Paul Schulte is no longer with the Carnegie Endowment.
Paul Schulte was a nonresident senior associate in the Carnegie Endowment’s Nuclear Policy Program, where his research focuses on the future of deterrence, nuclear strategy, nuclear nonproliferation, cybersecurity, and military ethics as well as their political implications.
He is also a senior visiting fellow at the Center for Defense Studies at King’s College, University of London, and at the Defense Academy of the United Kingdom. He is a research associate at the Center for International Studies and Diplomacy at the School of Oriental and African Studies.
Schulte’s previous positions in the UK government include early desk-level appointments in security policy in the Northern Ireland Office in Belfast and British defense commitments between Morocco and Bangladesh. After promotion to the senior civil service and policy-level appointments in Land Systems Procurement and the Defense Medical Service, he became director of proliferation and arms control at the UK Ministry of Defense in 1997 (and therefore UK commissioner on the UN commissions for Iraqi disarmament).

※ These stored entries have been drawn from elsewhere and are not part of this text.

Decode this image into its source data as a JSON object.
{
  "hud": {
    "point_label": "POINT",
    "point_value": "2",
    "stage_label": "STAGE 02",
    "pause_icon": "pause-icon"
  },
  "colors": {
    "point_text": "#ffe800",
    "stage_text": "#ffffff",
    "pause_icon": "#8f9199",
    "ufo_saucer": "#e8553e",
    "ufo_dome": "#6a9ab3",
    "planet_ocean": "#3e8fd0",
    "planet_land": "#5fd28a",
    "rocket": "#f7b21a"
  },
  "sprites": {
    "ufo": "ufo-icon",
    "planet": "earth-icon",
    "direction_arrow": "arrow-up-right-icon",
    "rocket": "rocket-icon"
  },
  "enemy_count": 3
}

He was director of defense organization in the Coalition Provisional Authority for Iraq in Baghdad in 2004 and, later that year, was selected as founding head of the UK’s interdepartmental Post-Conflict Reconstruction Unit (now the Stabilization Unit). Between 2006 and 2007, he was chief speechwriter for two UK defense secretaries.
He is (a rigorously secular) joint chair of the UK’s Council on Christian Approaches to Defense and Disarmament. His academic background includes a fellowship at Harvard University’s Weatherhead Center for International Affairs. He is also a qualified, and formerly practicing, group psychotherapist.